Утром, часов около одиннадцати, закончив дела с поставкой камня, Сверкоский пришел на станцию. Стась был уже на службе, из угла в угол по комнате слонялся с кислой миной Залеский. Он поминутно выглядывал в окно и решительно не знал, куда деть себя от скуки; наконец не выдержал, вышел на платформу и начал тренировку на велосипеде. Сверкоский, согнувшись вдвое, сидел неподвижно на диване, только взгляд его беспокойно бегал по полу, а Стась, в перерывах между телеграммами, писал письмо:

«Дорогая мамуся! Корзинку получил, благодарю от всего сердца. Телятина превосходная. Из остатков велел жене сторожа приготовить рагу с белой подливкой и кашей. Вчера со Сверкоским нанес визит пани Осецкой. Панна Зося была очаровательна и так мило приняла меня, что я с сожалением уходил домой; но надо было возвращаться: Сверкоский хотел пораньше лечь спать, чтобы утром отправить строительный камень.

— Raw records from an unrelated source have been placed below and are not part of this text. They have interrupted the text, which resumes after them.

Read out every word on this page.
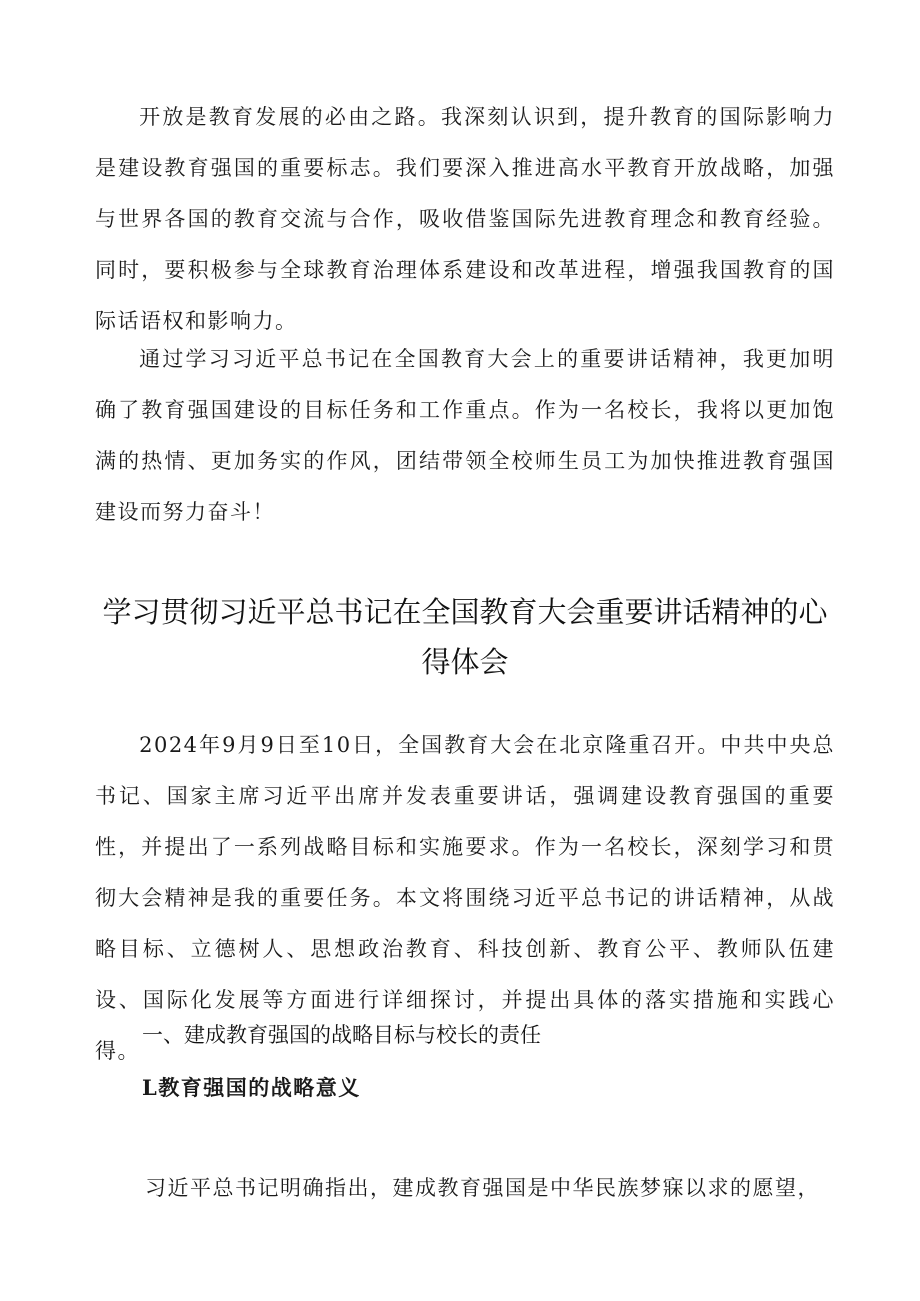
开放是教育发展的必由之路。我深刻认识到，提升教育的国际影响力是建设教育强国的重要标志。我们要深入推进高水平教育开放战略，加强与世界各国的教育交流与合作，吸收借鉴国际先进教育理念和教育经验。同时，要积极参与全球教育治理体系建设和改革进程，增强我国教育的国际话语权和影响力。

通过学习习近平总书记在全国教育大会上的重要讲话精神，我更加明确了教育强国建设的目标任务和工作重点。作为一名校长，我将以更加饱满的热情、更加务实的作风，团结带领全校师生员工为加快推进教育强国建设而努力奋斗！

学习贯彻习近平总书记在全国教育大会重要讲话精神的心得体会

2024年9月9日至10日，全国教育大会在北京隆重召开。中共中央总书记、国家主席习近平出席并发表重要讲话，强调建设教育强国的重要性，并提出了一系列战略目标和实施要求。作为一名校长，深刻学习和贯彻大会精神是我的重要任务。本文将围绕习近平总书记的讲话精神，从战略目标、立德树人、思想政治教育、科技创新、教育公平、教师队伍建设、国际化发展等方面进行详细探讨，并提出具体的落实措施和实践心得。

一、建成教育强国的战略目标与校长的责任
L教育强国的战略意义

习近平总书记明确指出，建成教育强国是中华民族梦寐以求的愿望，
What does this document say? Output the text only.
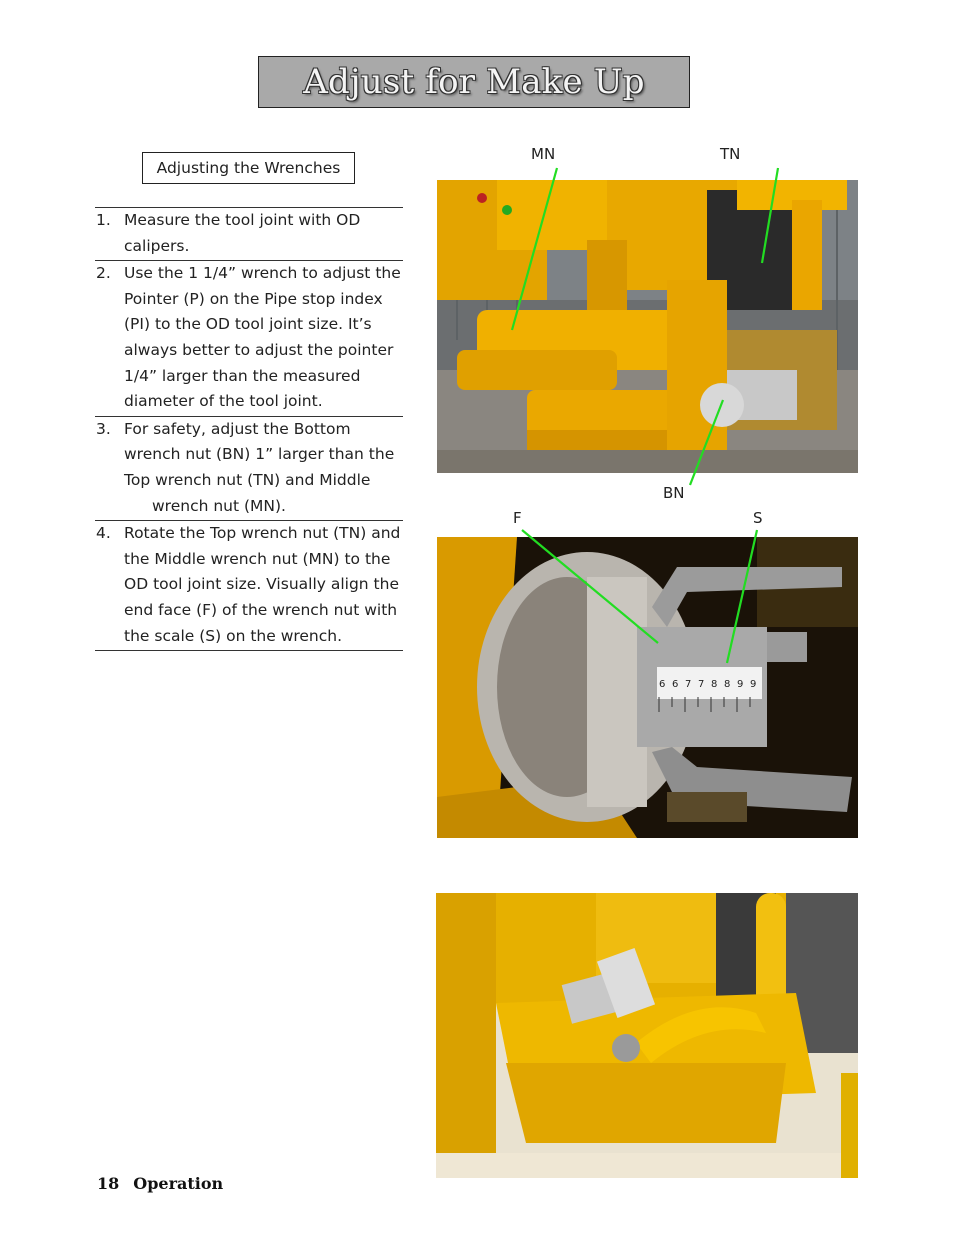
Adjust for Make Up
Adjusting the Wrenches
1. Measure the tool joint with OD calipers.
2. Use the 1 1/4” wrench to adjust the Pointer (P) on the Pipe stop index (PI) to the OD tool joint size. It’s always better to adjust the pointer 1/4” larger than the measured diameter of the tool joint.
3. For safety, adjust the Bottom wrench nut (BN) 1” larger than the Top wrench nut (TN) and Middle
wrench nut (MN).
4. Rotate the Top wrench nut (TN) and the Middle wrench nut (MN) to the OD tool joint size. Visually align the end face (F) of the wrench nut with the scale (S) on the wrench.
6 6 7 7 8 8 9 9
MN	TN
BN
F	S
18 Operation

Мы играли в шашки и пили чай. К чаю подали пирожные и сыр, но я боялся есть: сыр на ночь для пищеварения тяжел. Была там племянница Осецкой, Толя, очень больная. Если бы ты, мамуся, знала, какая эта Зося красивая и добрая! Буду ходить туда почаще, а то мне надоело уже смотреть, как Залеская закатывает глаза. Орловские принимают только Гжесикевича — знаешь, того богача-хама, я писал тебе о нем; он женится на панне Орловской. Может, мамуся, купишь мне новые подтяжки, только шелковые, мягкие; мои так впились вчера в плечи, что оставили красные полосы, пришлось растирать спиртом. Весь вечер я провел очень приятно, но под самый конец поцеловал руку панне Зосе, и она рассердилась, да еще оторвалась у подтяжек пуговица, поэтому я чувствовал себя немного неловко. В воскресенье увижу панну Зосю снова, тогда напишу тебе, мамочка, гораздо подробнее. Целую ручки».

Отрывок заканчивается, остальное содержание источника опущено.